Jonathan Baltensperger — The recent general elections in the Philippines went widely unnoticed by Swiss media. However, a closer look on current political developments in the Philippines suggests to consider an enhanced foreign policy strategy by China, and how this affects the politics in surrounding countries.
On May 13, the Philippines held general elections. As most midterms, these elections were generally seen as a referendum on President Rodrigo Duterte’s administration and policies since 2016. There were several controversial issues to vote on: Duterte’s “War on Drugs” and his foreign policy pivot to China being two of the biggest issues. The number of “extrajudicially killed” Filipinos is estimated to be least 5’000 (official number by the Philippine Drug Enforcement Agency) but could as well approach 27’000 by now (estimates by human rights groups). Duterte’s cozying up to China was not well received by the majority of the public: a September 2018 survey showed an 84% disapproval rate of the government’s inaction over China’s increasing presence in the South China Sea. For example, the Duterte administration never capitalized on the former administration’s victory in the Permanent Court of Arbitration ruling, which favored the Philippines’ claim in the South China Sea and deemed China’s creation of artificial islands as inconsistent with the United Nations Convention on the Law of the Sea (UNCLOS).
The May 13 elections were riddled with strange behaviors of voting machines and hints of irregularities, but ultimately resulted in a sweeping victory of Duterte-backed candidates and parties. The elections not only resulted in the daughter of former dictator Ferdinand Marcos, Imee Marcos, and daughter of Rodrigo Duterte, Sara Duterte, taking seats in the Senate, but they also made Duterte’s Philippine Democratic Party (PDP-Laban) the most powerful party in the house of representatives by winning more than one third of all seats. This is remarkable for a political party that was a negligible political force throughout the 1990s and 2000s and only gained traction in the wake of Duterte’s presidency.
A new era of foreign interventionism
To understand the current situation, it is insightful to look back on what happened over the past few years. In the run-up to the presidential elections in May 2016, it was long speculated whether Rodrigo Duterte, then mayor of Davao, would run for president. On social media, however, a subtle campaign to promote Duterte’s name and his alleged achievements in his home city was well under way. Duterte’s social media campaign manager met Cambridge Analytica’s Alexander Nix in 2015. In January 2016, the Duterte campaign also received training in social media advertisements from Facebook itself.
After entering the presidential race relatively late, Duterte mentioned that his initial campaign financing came from unidentified Chinese donors. The connection between PDP-Laban and the Communist Party of China (CPC) presumably goes back to the year 2010, when PDP-Laban attended the International Conference of Asian Political Parties hosted by the CPC in Kunming, China. Since then, PDP-Laban leaders vowed to learn from the CPC and entered into an agreement to undergo “policy training” in CPC party schools on the mainland.

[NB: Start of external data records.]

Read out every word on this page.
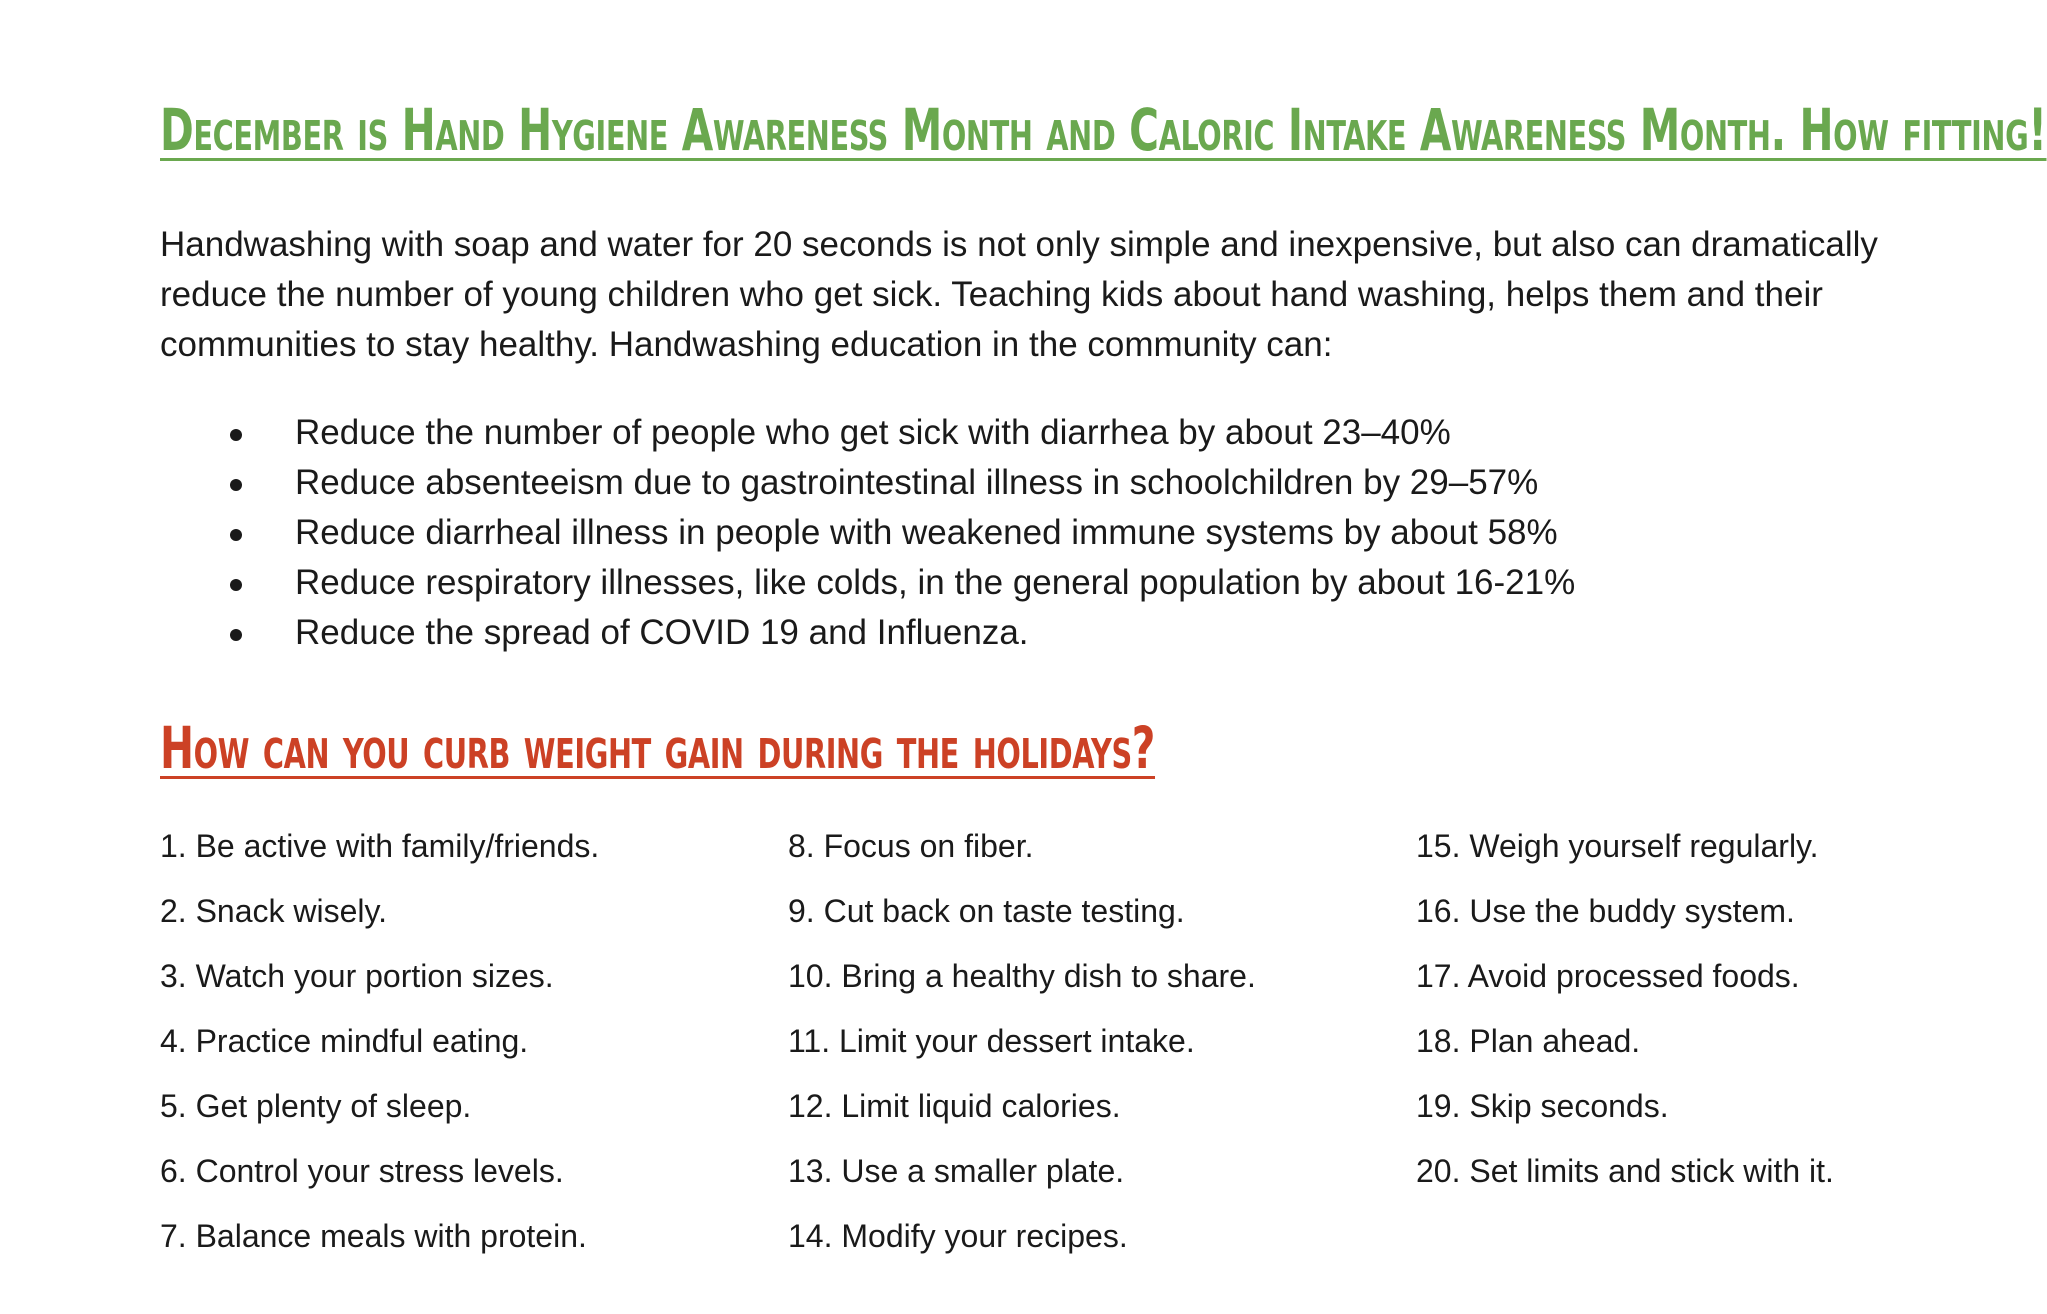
December is Hand Hygiene Awareness Month and Caloric Intake Awareness Month. How fitting!

Handwashing with soap and water for 20 seconds is not only simple and inexpensive, but also can dramatically reduce the number of young children who get sick. Teaching kids about hand washing, helps them and their communities to stay healthy. Handwashing education in the community can:

Reduce the number of people who get sick with diarrhea by about 23–40%
Reduce absenteeism due to gastrointestinal illness in schoolchildren by 29–57%
Reduce diarrheal illness in people with weakened immune systems by about 58%
Reduce respiratory illnesses, like colds, in the general population by about 16-21%
Reduce the spread of COVID 19 and Influenza.
How can you curb weight gain during the holidays?
1. Be active with family/friends.
2. Snack wisely.
3. Watch your portion sizes.
4. Practice mindful eating.
5. Get plenty of sleep.
6. Control your stress levels.
7. Balance meals with protein.
8. Focus on fiber.
9. Cut back on taste testing.
10. Bring a healthy dish to share.
11. Limit your dessert intake.
12. Limit liquid calories.
13. Use a smaller plate.
14. Modify your recipes.
15. Weigh yourself regularly.
16. Use the buddy system.
17. Avoid processed foods.
18. Plan ahead.
19. Skip seconds.
20. Set limits and stick with it.
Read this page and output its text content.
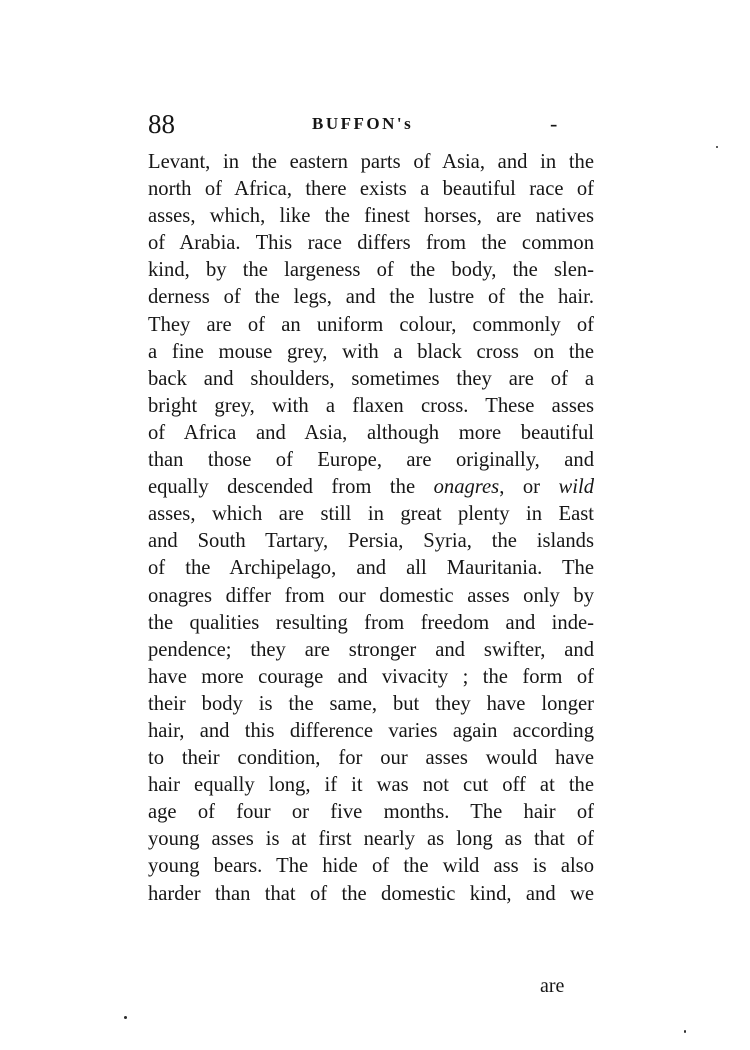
88	BUFFON's	-
Levant, in the eastern parts of Asia, and in the
north of Africa, there exists a beautiful race of
asses, which, like the finest horses, are natives
of Arabia. This race differs from the common
kind, by the largeness of the body, the slen-
derness of the legs, and the lustre of the hair.
They are of an uniform colour, commonly of
a fine mouse grey, with a black cross on the
back and shoulders, sometimes they are of a
bright grey, with a flaxen cross. These asses
of Africa and Asia, although more beautiful
than those of Europe, are originally, and
equally descended from the onagres, or wild
asses, which are still in great plenty in East
and South Tartary, Persia, Syria, the islands
of the Archipelago, and all Mauritania. The
onagres differ from our domestic asses only by
the qualities resulting from freedom and inde-
pendence; they are stronger and swifter, and
have more courage and vivacity ; the form of
their body is the same, but they have longer
hair, and this difference varies again according
to their condition, for our asses would have
hair equally long, if it was not cut off at the
age of four or five months. The hair of
young asses is at first nearly as long as that of
young bears. The hide of the wild ass is also
harder than that of the domestic kind, and we
are
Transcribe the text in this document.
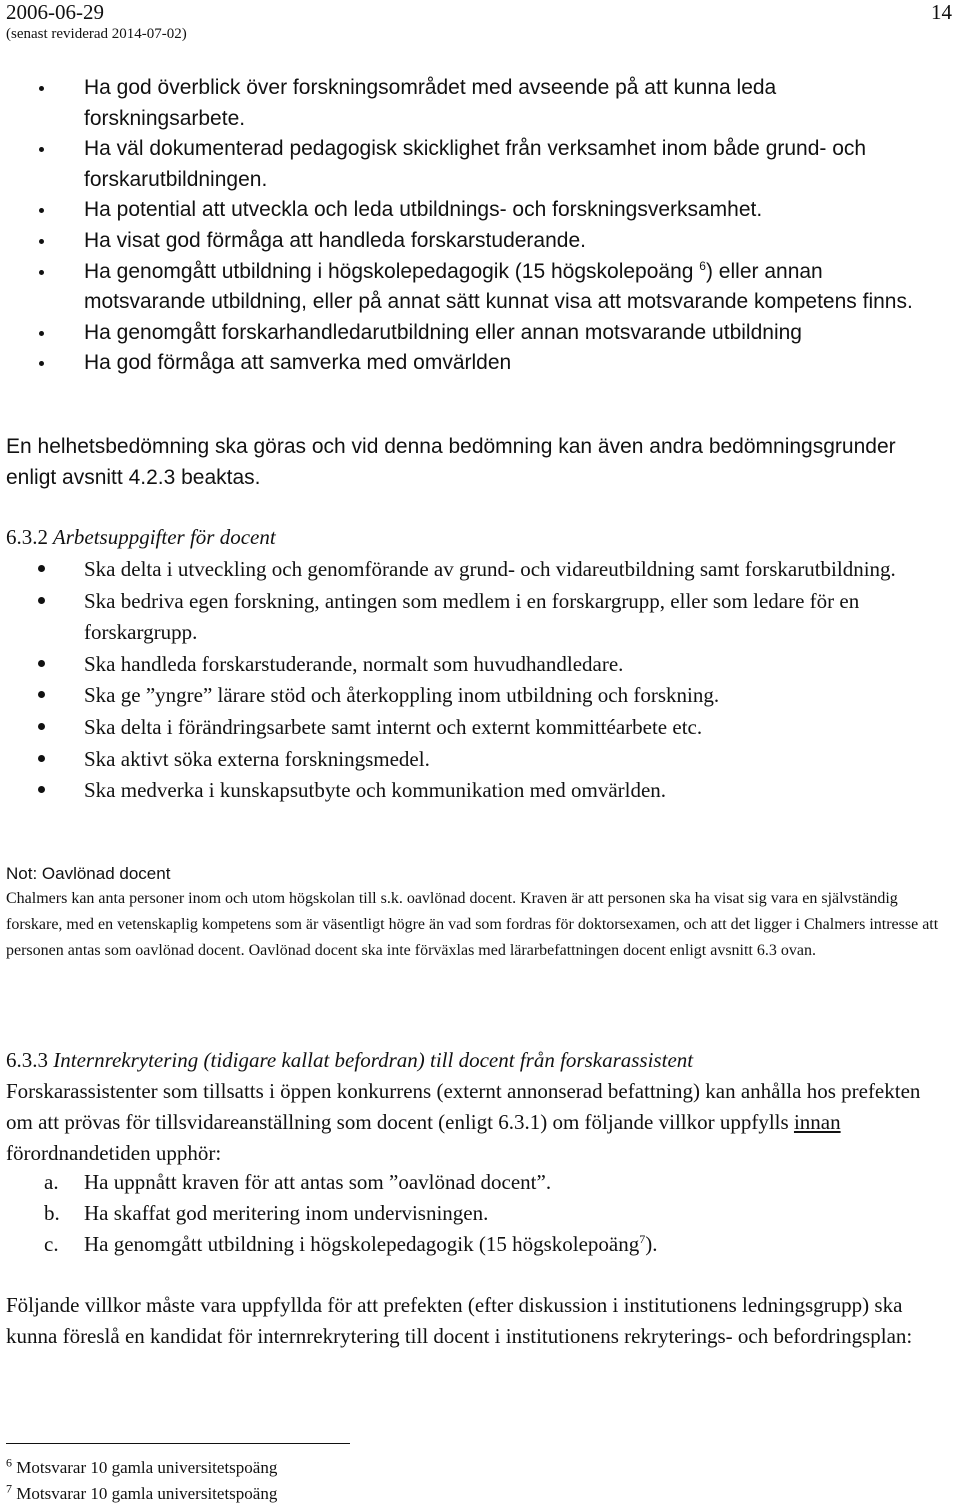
2006-06-29
(senast reviderad 2014-07-02)
14
Ha god överblick över forskningsområdet med avseende på att kunna leda forskningsarbete.
Ha väl dokumenterad pedagogisk skicklighet från verksamhet inom både grund- och forskarutbildningen.
Ha potential att utveckla och leda utbildnings- och forskningsverksamhet.
Ha visat god förmåga att handleda forskarstuderande.
Ha genomgått utbildning i högskolepedagogik (15 högskolepoäng $^6$) eller annan motsvarande utbildning, eller på annat sätt kunnat visa att motsvarande kompetens finns.
Ha genomgått forskarhandledarutbildning eller annan motsvarande utbildning
Ha god förmåga att samverka med omvärlden

En helhetsbedömning ska göras och vid denna bedömning kan även andra bedömningsgrunder enligt avsnitt 4.2.3 beaktas.

6.3.2 Arbetsuppgifter för docent
Ska delta i utveckling och genomförande av grund- och vidareutbildning samt forskarutbildning.
Ska bedriva egen forskning, antingen som medlem i en forskargrupp, eller som ledare för en forskargrupp.
Ska handleda forskarstuderande, normalt som huvudhandledare.
Ska ge ”yngre” lärare stöd och återkoppling inom utbildning och forskning.
Ska delta i förändringsarbete samt internt och externt kommittéarbete etc.
Ska aktivt söka externa forskningsmedel.
Ska medverka i kunskapsutbyte och kommunikation med omvärlden.
Not: Oavlönad docent

Chalmers kan anta personer inom och utom högskolan till s.k. oavlönad docent. Kraven är att personen ska ha visat sig vara en självständig forskare, med en vetenskaplig kompetens som är väsentligt högre än vad som fordras för doktorsexamen, och att det ligger i Chalmers intresse att personen antas som oavlönad docent. Oavlönad docent ska inte förväxlas med lärarbefattningen docent enligt avsnitt 6.3 ovan.

6.3.3 Internrekrytering (tidigare kallat befordran) till docent från forskarassistent

Forskarassistenter som tillsatts i öppen konkurrens (externt annonserad befattning) kan anhålla hos prefekten om att prövas för tillsvidareanställning som docent (enligt 6.3.1) om följande villkor uppfylls innan förordnandetiden upphör:

a. Ha uppnått kraven för att antas som ”oavlönad docent”.
b. Ha skaffat god meritering inom undervisningen.
c. Ha genomgått utbildning i högskolepedagogik (15 högskolepoäng$^7$).

Följande villkor måste vara uppfyllda för att prefekten (efter diskussion i institutionens ledningsgrupp) ska kunna föreslå en kandidat för internrekrytering till docent i institutionens rekryterings- och befordringsplan:

$^6$ Motsvarar 10 gamla universitetspoäng
$^7$ Motsvarar 10 gamla universitetspoäng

Beijing’s motivation for an enhanced engagement in the Philippines is obvious: the nation is not only home to 100 million people, with favorable demographics, but also geostrategically important. The one who controls the Philippines has strategic clout not only over the highly disputed South China Sea, but also on the vast maritime area between the shores of Vietnam to America’s Pacific Island of Guam. Duterte was, among all the Philippine presidential hopefuls in 2016, best suited to advance China’s foreign policy interest in the region. No other candidate had a similar track record of disregard for human rights, personified strong man ideologization and anti-Americanism as the self-described socialist. It is not that Beijing would do anything extraordinary, rather, its recent financial and organizational backing of China-friendly candidates and parties in the Philippines could as well come straight out of the United States’ foreign interference playbook. Nevertheless, the case of the current Philippines is remarkable, as the former American colony used to be a traditional US ally with a mutual defense treaty and a long history of American military bases. This development from being a clear US ally, to a popular Philippine head of state who travels to Beijing to proclaim “separation from America” and “alignment with the CPC’s ideological flow”, is rather unusual. The recent elections demonstrated that Duterte’s and PDP-Laban’s overtures to China would not take any political toll.
Since the end of World War II, Swiss diplomats became used to cope with countries that were undoubtedly influenced by America’s and Russia’s foreign policy engagement. While Russian efforts to influence elections is currently a widely discussed issue in Western media, the possibility that China might be increasingly engaged in similar activities is less considered. It might be time to change this.